If you have to do many searches in a rarely changed collection, instead of using a search tree or a hash table, you can get a speed up if you put the data in an array, sort the array, and do binary searches on it.

A binary search on an array has logarithmic complexity, like search trees, but has the advantage of compactness and locality of reference typical of arrays.

If the array is changed, this algorithm may still be competitive, as long as the changes are much less frequent than searches.

If every collection change consists in very few insertions or changes or deletions of elements, it is better to shift the array at every change operation. Instead, if a collection change is more bulky, it is better to recreate and sort the whole array.

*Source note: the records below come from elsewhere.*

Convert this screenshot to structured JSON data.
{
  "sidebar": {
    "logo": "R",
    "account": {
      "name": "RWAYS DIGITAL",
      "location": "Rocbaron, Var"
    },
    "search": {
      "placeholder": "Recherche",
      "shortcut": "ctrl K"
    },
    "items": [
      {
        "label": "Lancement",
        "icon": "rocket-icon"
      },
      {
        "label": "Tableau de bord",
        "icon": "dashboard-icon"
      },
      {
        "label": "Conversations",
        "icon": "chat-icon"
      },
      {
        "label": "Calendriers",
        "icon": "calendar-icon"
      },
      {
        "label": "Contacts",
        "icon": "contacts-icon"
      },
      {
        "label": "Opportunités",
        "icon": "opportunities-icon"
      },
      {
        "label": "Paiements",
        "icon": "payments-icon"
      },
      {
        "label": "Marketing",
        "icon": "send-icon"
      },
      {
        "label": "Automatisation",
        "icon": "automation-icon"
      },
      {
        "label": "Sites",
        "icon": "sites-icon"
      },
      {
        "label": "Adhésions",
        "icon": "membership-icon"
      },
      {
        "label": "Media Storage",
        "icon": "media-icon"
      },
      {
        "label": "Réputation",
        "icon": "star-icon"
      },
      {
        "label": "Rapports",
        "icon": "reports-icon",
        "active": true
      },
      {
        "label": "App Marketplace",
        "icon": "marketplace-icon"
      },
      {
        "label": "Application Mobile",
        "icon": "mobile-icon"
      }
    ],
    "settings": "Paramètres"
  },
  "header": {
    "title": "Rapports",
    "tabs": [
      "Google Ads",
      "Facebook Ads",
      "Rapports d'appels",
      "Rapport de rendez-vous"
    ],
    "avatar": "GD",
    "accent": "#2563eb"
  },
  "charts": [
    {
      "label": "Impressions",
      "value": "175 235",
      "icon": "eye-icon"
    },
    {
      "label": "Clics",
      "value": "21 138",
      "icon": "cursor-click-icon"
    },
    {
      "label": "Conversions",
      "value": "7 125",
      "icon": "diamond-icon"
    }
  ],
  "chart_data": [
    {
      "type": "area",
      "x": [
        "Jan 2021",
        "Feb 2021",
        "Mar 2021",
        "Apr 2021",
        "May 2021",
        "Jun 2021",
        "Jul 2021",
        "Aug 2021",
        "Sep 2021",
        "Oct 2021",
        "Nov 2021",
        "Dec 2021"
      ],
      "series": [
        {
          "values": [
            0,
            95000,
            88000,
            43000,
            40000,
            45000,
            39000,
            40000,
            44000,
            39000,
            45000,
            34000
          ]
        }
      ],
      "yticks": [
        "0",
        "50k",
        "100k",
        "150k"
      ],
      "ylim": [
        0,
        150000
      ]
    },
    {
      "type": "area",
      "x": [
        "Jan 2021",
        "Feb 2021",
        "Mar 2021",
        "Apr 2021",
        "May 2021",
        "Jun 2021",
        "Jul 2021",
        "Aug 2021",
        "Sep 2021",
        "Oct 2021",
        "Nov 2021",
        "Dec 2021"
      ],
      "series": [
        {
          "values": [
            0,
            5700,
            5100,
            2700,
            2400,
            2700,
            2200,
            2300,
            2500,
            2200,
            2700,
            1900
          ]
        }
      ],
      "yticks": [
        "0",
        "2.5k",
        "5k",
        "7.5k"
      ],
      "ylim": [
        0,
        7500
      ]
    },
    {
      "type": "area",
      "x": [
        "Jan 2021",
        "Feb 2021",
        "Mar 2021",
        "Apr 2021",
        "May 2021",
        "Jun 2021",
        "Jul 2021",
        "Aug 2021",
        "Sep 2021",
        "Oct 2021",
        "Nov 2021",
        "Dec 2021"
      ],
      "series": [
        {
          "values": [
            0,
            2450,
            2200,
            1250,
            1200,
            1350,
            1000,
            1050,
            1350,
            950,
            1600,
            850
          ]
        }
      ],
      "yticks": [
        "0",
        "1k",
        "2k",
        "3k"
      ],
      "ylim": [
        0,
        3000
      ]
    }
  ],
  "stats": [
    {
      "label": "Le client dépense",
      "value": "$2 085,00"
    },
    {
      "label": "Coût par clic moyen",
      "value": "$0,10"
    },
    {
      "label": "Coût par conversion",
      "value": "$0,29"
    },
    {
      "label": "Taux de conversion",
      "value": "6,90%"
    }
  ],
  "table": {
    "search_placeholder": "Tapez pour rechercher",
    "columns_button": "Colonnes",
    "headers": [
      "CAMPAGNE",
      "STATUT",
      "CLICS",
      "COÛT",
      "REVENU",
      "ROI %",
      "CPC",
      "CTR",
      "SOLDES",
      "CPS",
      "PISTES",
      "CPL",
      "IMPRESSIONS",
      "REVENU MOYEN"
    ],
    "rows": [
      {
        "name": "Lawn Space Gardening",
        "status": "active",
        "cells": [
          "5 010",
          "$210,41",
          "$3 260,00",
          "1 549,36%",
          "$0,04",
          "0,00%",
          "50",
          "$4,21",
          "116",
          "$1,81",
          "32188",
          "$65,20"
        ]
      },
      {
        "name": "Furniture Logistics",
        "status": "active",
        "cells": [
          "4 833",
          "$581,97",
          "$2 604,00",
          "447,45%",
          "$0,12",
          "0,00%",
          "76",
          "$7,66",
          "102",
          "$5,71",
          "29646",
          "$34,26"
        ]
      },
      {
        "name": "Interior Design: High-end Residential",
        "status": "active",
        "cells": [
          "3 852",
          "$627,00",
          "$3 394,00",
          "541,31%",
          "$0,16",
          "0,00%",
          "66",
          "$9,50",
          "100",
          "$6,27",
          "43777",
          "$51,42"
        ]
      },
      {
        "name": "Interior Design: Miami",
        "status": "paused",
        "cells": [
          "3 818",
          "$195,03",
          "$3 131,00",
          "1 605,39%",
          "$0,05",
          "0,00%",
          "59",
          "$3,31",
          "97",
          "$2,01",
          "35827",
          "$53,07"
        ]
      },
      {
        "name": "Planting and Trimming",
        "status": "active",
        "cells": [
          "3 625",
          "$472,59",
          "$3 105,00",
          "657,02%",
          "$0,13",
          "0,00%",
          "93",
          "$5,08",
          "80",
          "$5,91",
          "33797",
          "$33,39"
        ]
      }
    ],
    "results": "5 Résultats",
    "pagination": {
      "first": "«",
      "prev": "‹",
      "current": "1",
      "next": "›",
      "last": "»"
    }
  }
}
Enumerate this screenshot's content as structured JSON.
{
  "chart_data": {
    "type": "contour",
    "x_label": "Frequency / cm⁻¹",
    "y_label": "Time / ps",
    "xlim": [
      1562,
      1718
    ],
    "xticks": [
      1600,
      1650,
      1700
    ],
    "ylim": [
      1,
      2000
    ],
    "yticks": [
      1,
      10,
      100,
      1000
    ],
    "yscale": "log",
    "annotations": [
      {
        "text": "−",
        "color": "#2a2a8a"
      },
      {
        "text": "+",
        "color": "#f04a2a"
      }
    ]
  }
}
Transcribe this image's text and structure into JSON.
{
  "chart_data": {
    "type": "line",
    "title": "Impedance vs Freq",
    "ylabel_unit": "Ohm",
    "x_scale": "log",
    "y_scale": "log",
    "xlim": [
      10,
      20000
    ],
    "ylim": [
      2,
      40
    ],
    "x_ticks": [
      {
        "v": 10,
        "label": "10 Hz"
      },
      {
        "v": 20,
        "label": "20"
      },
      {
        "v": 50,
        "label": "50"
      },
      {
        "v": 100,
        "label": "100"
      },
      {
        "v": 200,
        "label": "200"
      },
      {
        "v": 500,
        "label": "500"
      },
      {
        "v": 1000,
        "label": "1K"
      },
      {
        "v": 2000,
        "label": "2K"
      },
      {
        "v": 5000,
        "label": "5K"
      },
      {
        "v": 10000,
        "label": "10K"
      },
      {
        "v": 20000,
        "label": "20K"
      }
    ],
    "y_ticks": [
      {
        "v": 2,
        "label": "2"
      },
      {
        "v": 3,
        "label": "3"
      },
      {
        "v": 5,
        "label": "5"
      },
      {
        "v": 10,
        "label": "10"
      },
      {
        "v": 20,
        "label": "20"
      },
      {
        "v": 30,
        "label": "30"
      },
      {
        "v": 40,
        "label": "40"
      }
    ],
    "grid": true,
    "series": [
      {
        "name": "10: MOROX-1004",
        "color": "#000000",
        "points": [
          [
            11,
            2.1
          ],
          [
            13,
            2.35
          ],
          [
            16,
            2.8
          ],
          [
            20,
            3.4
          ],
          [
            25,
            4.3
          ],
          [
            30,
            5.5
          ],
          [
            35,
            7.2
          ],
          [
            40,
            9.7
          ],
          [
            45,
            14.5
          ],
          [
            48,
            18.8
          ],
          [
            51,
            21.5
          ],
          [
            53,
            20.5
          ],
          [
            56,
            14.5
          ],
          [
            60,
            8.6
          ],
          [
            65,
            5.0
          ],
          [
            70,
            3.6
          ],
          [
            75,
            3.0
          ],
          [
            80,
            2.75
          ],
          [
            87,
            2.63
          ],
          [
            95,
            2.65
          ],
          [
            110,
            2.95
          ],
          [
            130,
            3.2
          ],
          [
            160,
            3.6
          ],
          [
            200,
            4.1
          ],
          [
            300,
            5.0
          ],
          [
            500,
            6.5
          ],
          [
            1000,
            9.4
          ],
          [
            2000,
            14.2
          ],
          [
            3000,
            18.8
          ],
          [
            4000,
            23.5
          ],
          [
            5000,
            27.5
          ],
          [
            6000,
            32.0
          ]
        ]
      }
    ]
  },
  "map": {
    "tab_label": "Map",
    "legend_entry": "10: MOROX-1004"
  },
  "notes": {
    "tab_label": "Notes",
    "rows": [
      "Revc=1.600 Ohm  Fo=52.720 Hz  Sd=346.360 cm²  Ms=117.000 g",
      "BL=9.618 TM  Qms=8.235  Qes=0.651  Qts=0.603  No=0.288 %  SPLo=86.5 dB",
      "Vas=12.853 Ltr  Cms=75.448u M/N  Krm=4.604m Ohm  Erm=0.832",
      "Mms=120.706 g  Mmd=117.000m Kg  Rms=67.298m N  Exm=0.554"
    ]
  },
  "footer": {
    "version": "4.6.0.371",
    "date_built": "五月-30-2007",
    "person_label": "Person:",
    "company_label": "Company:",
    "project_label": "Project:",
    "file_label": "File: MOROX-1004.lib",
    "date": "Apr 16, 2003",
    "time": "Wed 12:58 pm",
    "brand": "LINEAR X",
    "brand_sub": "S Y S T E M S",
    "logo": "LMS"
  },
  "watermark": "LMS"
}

In C++, if the array length is not a compile-time constant, use a vector.

Singly-linked lists

edit

If for a list you don't need bidirectional iterators, you don't need to insert elements at the end or before the current element, and you don't need to know how many elements there are in the list, use a singly-linked list, instead of a doubly-linked list.

Such container, although it has many shortcomings, occupies less space and it is faster.

Typically, the heading of a doubly-linked list contains a pointer to the head of the list, a pointer to the back, and the counter of elements, while the heading of a singly-linked list contains only a pointer to the head of the list. In addition, typically, every node of a doubly-linked list contains a pointer to the previous node and a pointer to the next node, while every node of a singly-linked list contains only a pointer to the next node. At last, every element insertion into a doubly-linked list must update four pointers and increment a counter, while every element insertion into a singly-linked list must only update two pointers.

In the C++ standard library, the std::list container is implemented by a doubly-linked list. The slist container, non-standard but available in various libraries, and the forward_list container, that will be in C++11 standard library, are implemented by singly-linked lists.